Why Omri Hurwitz Invested in Media Assets While Others Hesitated

Why Omri Hurwitz Invested in Media Assets While Others Hesitated
Photo Courtesy: IsraelTech

By: Jake Smiths

There is a moment in every industry when one person sees something others do not, acts on it before the consensus forms, and looks either foolish or visionary depending on how things play out. For Omri Hurwitz, that moment came when he decided to start buying media assets while running an established PR firm.

In a conversation with Yoel Israel, Hurwitz explained the thinking behind a move that his peers in the industry did not take seriously at the time. The full discussion is available on YouTube and covers the broader evolution of PR, media, and distribution in ways that are relevant well beyond the PR industry.

His firm, Omri Hurwitz Media, had reached the kind of operational stability where Hurwitz could think well beyond the day-to-day. He chose to put money into owning media outlets rather than simply placing clients in them. The reaction from others in the space was skepticism.

“People were laughing at me,” he said. “Why media assets? Just invest in influencers.”

He was not persuaded. The logic he was following was the same logic that drives vertical integration in any industry. If you own the pipeline, you stop negotiating for access to it. You stop competing with other customers of the same supplier. You stop waiting. Hurwitz pointed to Elon Musk’s approach at Tesla as the clearest large-scale example of the same principle: manufacture your own parts, own your own distribution, remove the dependencies that slow everyone else down.

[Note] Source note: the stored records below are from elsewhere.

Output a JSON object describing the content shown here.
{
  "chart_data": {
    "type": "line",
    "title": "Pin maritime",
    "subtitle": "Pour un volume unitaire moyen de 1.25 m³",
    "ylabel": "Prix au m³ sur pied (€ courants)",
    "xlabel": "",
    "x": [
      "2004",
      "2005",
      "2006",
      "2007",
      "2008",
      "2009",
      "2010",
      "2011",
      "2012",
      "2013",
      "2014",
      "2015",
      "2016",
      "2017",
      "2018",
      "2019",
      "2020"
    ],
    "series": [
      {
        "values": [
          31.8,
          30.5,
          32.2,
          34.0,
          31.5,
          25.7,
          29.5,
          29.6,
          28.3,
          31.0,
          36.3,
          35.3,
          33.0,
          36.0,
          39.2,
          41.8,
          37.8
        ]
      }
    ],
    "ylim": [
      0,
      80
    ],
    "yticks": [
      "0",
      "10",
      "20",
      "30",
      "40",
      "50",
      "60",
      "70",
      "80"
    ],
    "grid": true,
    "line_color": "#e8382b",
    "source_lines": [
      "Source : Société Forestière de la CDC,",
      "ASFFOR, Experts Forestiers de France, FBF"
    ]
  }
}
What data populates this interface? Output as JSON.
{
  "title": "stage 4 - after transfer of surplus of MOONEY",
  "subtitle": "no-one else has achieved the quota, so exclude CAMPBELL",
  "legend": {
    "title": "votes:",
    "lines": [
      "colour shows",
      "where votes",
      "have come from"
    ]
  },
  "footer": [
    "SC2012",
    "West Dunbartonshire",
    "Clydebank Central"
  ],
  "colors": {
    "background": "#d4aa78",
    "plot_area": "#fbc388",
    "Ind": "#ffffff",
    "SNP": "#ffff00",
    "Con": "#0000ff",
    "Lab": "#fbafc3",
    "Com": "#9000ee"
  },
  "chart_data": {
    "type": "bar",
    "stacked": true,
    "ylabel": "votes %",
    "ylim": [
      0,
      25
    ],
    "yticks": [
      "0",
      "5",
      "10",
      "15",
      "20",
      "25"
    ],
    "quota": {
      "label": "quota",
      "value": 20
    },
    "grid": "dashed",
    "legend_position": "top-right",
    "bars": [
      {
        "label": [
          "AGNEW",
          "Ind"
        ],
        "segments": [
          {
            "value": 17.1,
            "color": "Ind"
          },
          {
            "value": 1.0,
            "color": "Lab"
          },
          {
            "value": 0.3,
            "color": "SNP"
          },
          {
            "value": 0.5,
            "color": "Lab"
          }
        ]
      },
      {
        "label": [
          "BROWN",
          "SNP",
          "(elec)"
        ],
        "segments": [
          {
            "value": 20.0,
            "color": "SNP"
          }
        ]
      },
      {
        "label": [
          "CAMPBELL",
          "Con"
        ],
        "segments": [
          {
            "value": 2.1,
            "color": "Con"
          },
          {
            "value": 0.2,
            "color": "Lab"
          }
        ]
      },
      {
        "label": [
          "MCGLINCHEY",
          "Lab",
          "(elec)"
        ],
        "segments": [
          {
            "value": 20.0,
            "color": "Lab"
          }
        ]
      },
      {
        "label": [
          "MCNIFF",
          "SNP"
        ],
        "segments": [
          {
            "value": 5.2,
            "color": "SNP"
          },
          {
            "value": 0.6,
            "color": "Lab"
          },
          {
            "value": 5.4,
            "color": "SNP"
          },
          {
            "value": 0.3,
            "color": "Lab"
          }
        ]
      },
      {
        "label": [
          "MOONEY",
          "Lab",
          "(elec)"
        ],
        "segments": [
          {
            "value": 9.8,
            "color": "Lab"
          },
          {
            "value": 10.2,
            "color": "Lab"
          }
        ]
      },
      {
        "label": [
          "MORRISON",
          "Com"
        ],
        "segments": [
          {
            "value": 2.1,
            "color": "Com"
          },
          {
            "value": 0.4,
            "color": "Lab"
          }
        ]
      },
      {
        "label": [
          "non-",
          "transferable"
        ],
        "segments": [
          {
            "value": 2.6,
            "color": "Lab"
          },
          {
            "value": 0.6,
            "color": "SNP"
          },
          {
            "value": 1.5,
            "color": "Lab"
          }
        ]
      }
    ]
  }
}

“I was just getting so tired of convincing reporters,” he said. “I was like, let me just own this.”

What followed was a deliberate, staged process of acquiring smaller outlets, building them up, and using those gains to move toward larger ones. It was not a quick play. Hurwitz acknowledged that building this kind of asset base takes years and requires a stable business foundation behind it. That is precisely why competitors have struggled to replicate it. It is not a strategy that can be executed from a weak operational position.

The ownership model also changed the leverage dynamics in ways that went beyond simple placement. When Hurwitz Media owns a significant portion of the outlets relevant to a client’s coverage, the firm does not just place stories. It controls distribution on one side of the ledger and uses that position to negotiate more effectively with outlets it does not own on the other. Israel captured the dynamic cleanly: “If you don’t, I’ll put them here.” Hurwitz confirmed that is exactly how it works.

What neither of them fully anticipated was the second-order effect that made the asset strategy even more valuable than originally intended. When large language models began training on internet content, every mention of a company or individual on a credible media outlet became a data point that shaped how AI systems understood and described that entity. PR, which had been under pressure as a discipline, suddenly had a new and powerful argument for its value.

“Every mention of you on the internet is PR,” Hurwitz said. “And now think about my firm’s assets and distribution. Who’s better positioned?”

The answer, by the structure he had been building for years before AI became a mainstream topic, was his firm. The asset acquisition strategy that drew laughter from competitors turned out to be exactly the right infrastructure for a media environment reshaped by AI. Hurwitz did not predict that specific outcome. He built something durable, and durability turned out to be the right bet.

For anyone in media, marketing, or communications thinking about where value accrues in an AI-driven content environment, the strategy Hurwitz describes in this conversation is worth understanding in full.